PCR analyses of corneal swabs supported the clinical observation of viral keratitis in cases with epithelial inflammation. In cases with subepithelial inflammation, however, the detection of viral DNA was often negative and, if positive, just above the detection limit of the qPCR. This is in line with a study that observed a lower percentage of keratitis cases with positive HSV-1 DNA in patients with subepithelial inflammation compared to patients with epithelial inflammation [24]. Furthermore, increased disease duration was associated with a negative viral swab in cases with a clinical viral keratitis diagnosis.

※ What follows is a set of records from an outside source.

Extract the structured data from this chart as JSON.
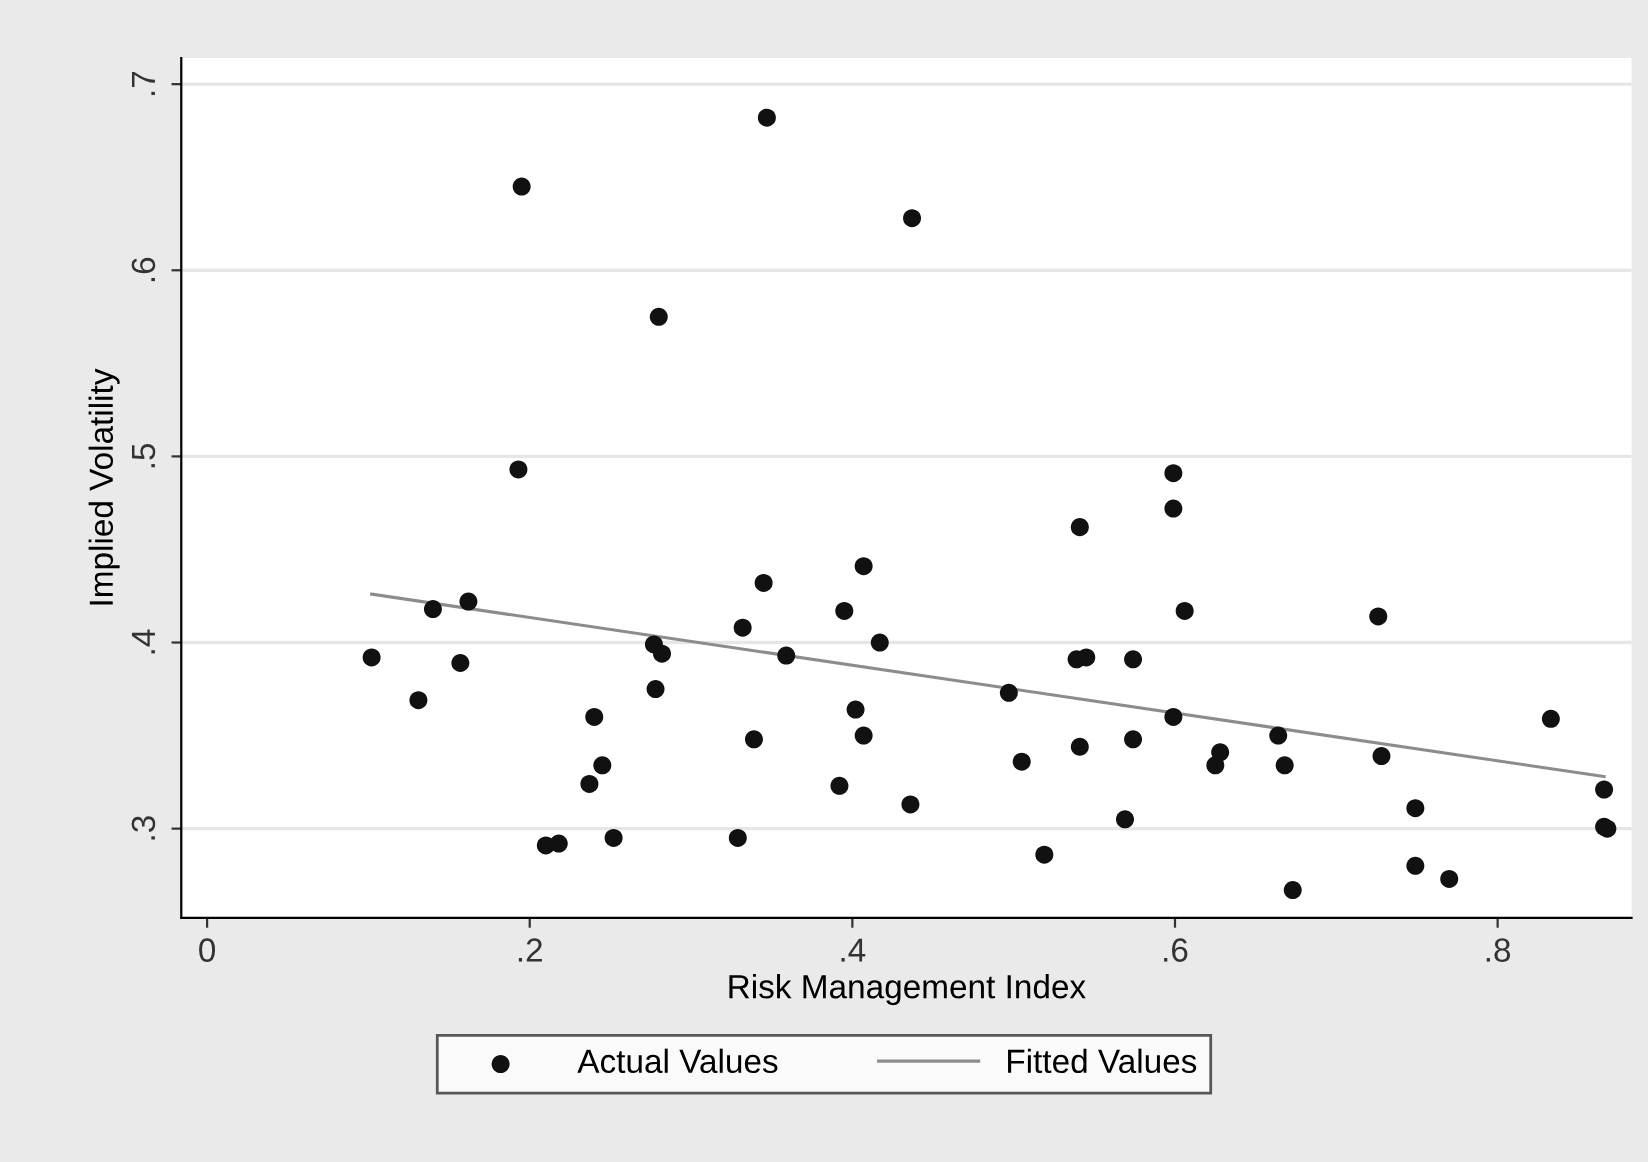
{
  "chart_data": {
    "type": "scatter",
    "xlabel": "Risk Management Index",
    "ylabel": "Implied Volatility",
    "xlim": [
      -0.016,
      0.883
    ],
    "ylim": [
      0.252,
      0.714
    ],
    "xticks": [
      0,
      {
        "value": 0.2,
        "label": ".2"
      },
      {
        "value": 0.4,
        "label": ".4"
      },
      {
        "value": 0.6,
        "label": ".6"
      },
      {
        "value": 0.8,
        "label": ".8"
      }
    ],
    "yticks": [
      {
        "value": 0.3,
        "label": ".3"
      },
      {
        "value": 0.4,
        "label": ".4"
      },
      {
        "value": 0.5,
        "label": ".5"
      },
      {
        "value": 0.6,
        "label": ".6"
      },
      {
        "value": 0.7,
        "label": ".7"
      }
    ],
    "grid": "y",
    "legend": "bottom",
    "series": [
      {
        "name": "Actual Values",
        "marker": "circle",
        "color": "#111111",
        "x": [
          0.102,
          0.131,
          0.157,
          0.14,
          0.162,
          0.195,
          0.193,
          0.21,
          0.218,
          0.252,
          0.237,
          0.245,
          0.24,
          0.28,
          0.277,
          0.282,
          0.278,
          0.329,
          0.339,
          0.332,
          0.345,
          0.347,
          0.359,
          0.395,
          0.407,
          0.417,
          0.402,
          0.407,
          0.392,
          0.436,
          0.437,
          0.497,
          0.505,
          0.519,
          0.541,
          0.539,
          0.545,
          0.541,
          0.574,
          0.574,
          0.569,
          0.599,
          0.599,
          0.606,
          0.599,
          0.625,
          0.628,
          0.664,
          0.668,
          0.673,
          0.726,
          0.728,
          0.749,
          0.749,
          0.77,
          0.833,
          0.866,
          0.866,
          0.868
        ],
        "values": [
          0.392,
          0.369,
          0.389,
          0.418,
          0.422,
          0.645,
          0.493,
          0.291,
          0.292,
          0.295,
          0.324,
          0.334,
          0.36,
          0.575,
          0.399,
          0.394,
          0.375,
          0.295,
          0.348,
          0.408,
          0.432,
          0.682,
          0.393,
          0.417,
          0.441,
          0.4,
          0.364,
          0.35,
          0.323,
          0.313,
          0.628,
          0.373,
          0.336,
          0.286,
          0.462,
          0.391,
          0.392,
          0.344,
          0.391,
          0.348,
          0.305,
          0.491,
          0.472,
          0.417,
          0.36,
          0.334,
          0.341,
          0.35,
          0.334,
          0.267,
          0.414,
          0.339,
          0.311,
          0.28,
          0.273,
          0.359,
          0.321,
          0.301,
          0.3
        ]
      },
      {
        "name": "Fitted Values",
        "type": "line",
        "marker": "none",
        "line_style": "solid",
        "color": "#8c8c8c",
        "x": [
          0.102,
          0.866
        ],
        "values": [
          0.426,
          0.328
        ]
      }
    ]
  }
}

Anterior uveitis was an important complication of infectious keratitis in our study, in particular in cases of viral aetiology and among HIV-infected individuals. This poses a challenge, as the management of keratouveitis requires specialised treatment. The association between HIV infection and the development of anterior uveitis, combined with the observed trend between immunodeficiency and anterior uveitis, suggest that cell-mediated immunity plays an important role in controlling corneal infection [25, 26]. Also, the presence of anterior uveitis might be used as a pointer of HIV infection that indicates the need for HIV counselling and testing in patients presenting with this condition.

The visual outcome at the last follow-up visit after treatment of infectious keratitis observed in our study was poor and associated with increased duration of symptoms, which confirms observations from a study from Tanzania addressing visual outcome in infectious keratitis [8]. Unfortunately, we did not collect data to determine the reasons for this delay, but both patient- and healthcare system-associated factors may have played a role. A potential contributing factor to the poor visual outcome observed is initial mismanagement at the PHC level, as none of the referred patients from PHC facilities received topical antiviral and/or adequate antibiotic treatment.

A limitation to this study is the small sample size, which might have resulted in an overestimation of the relationships found. Follow-up studies on a larger number of keratitis patients from rural settings with high HIV prevalence are warranted to validate the trends found in this study. Also, we included patients at the outpatient department of hospitals and not at PHC facilities, which may have resulted in some degree of bias towards viral keratitis, as potential bacterial keratitis cases were more likely to be treated successfully at the PHC level. In addition, as we excluded patients with traumatic keratitis and contact lens wearers, it is likely that there is some degree of bias towards viral keratitis, as these are important predisposing factors for microbial keratitis [2]. However, we expect the degree of this bias to be limited, as we excluded only two keratitis cases due to trauma and none for the use of contact lenses.

In conclusion, the results of this study implicate that herpetic keratitis, in part complicated by bacterial superinfection and/or uveitis, is relatively more common among HIV-infected individuals presenting with infectious keratitis in rural South Africa. This warrants an increase of the awareness among healthcare workers in these settings for early clinical signs of herpetic keratitis and prompt initiation of antiviral treatment in these cases to prevent blindness. Moreover, the significant association between HIV infection and keratouveitis warrants examination of the patient’s HIV status.